Today’s Cities Summit and Smart Cities Policy are important steps in helping to remove the barriers that are holding back our cities from fulfilling their economic and social potential.
“Good cities policy is good economic policy, and the Government has taken a big step in turning talk into meaningful and substantive policy,” said Ken Morrison, Chief Executive of the Property Council of Australia.
“We welcome the Commonwealth’s City Deal approach to lifting productivity and removing the barriers to housing supply to improve affordability and benefit homebuyers.
“The Prime Minister is right – housing supply and our planning regimes are critical determents in dealing with housing affordability and the productivity of our cities.
“Australia is currently running a housing deficit of 200,000 homes and we need new and sustained supply, so that we can tilt the affordability balance.
“Earlier today, the Property Council released a report by Deloitte Access Economics that highlighted the how reforming our planning systems using modest ‘national competition payments’ could generate $3 billion in economic uplift and create 3,000 additional full-time jobs.
UK Style City Deals
Mr Morrison welcomed the commitment of the Government to pursue “UK-style City Deals”.
“City Deals means governments investing in a growth plan for a region, not just a single project.
“The aim is to get all levels of government and each government department to line up behind a single growth plan for a region.
“For a City Deal to be a real deal, they need to be applied to the places we most need them, target economic growth and bring all levels of government together.
“We have advocated for UK City Deals for some time and, while there is still a lot of work to do, it is very pleasing to see this model adopted by the Government.
“With a bipartisan approach on the importance of cities, we are optimistic that we will see the first City Deals negotiated after the coming election.
Value Capture
Mr Morrison said the Government is continuing to sponsor a value capture debate without doing the hard work of defining what value capture means.
“The Government’s position on value capture remains vague and without definition.
“Value capture is not a magic pudding and the risks of damaging the economy with naive approaches are very real.
“Does the Federal Government propose introducing new taxes, or just encouraging state governments to do so?
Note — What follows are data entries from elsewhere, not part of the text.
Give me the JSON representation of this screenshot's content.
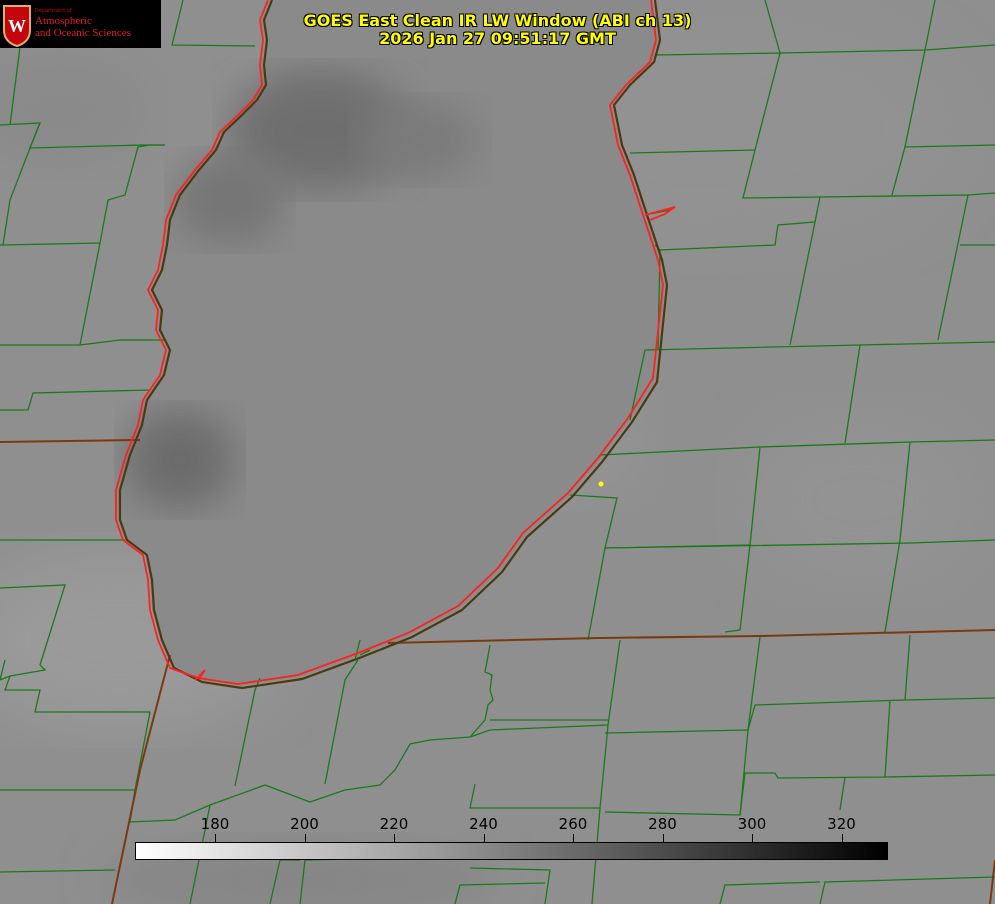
{
  "title": {
    "line1": "GOES East Clean IR LW Window (ABI ch 13)",
    "line2": "2026 Jan 27 09:51:17 GMT"
  },
  "logo": {
    "small_text": "Department of",
    "line1": "Atmospheric",
    "line2": "and Oceanic Sciences",
    "shield_letter": "W"
  },
  "colorbar": {
    "ticks": [
      "180",
      "200",
      "220",
      "240",
      "260",
      "280",
      "300",
      "320"
    ],
    "colors": {
      "low": "#ffffff",
      "high": "#000000"
    }
  },
  "colors": {
    "county_lines": "#1a7a1a",
    "state_lines": "#7a3a10",
    "lake_shore": "#ff2020",
    "title_text": "#ffff00",
    "marker": "#ffff00"
  }
}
At the moment we have no idea.
“There are models that can work and we would welcome the opportunity collaborate further on those.
“We need to learn from the experience of the Carr Government in NSW which ignored the warnings and held back Sydney’s housing supply by five years by its own version of ‘value capture’ with big land release taxes, all of which had to be wound back.
“We again urge the Federal Government to do the hard work on value capture and don’t repeat these mistakes.”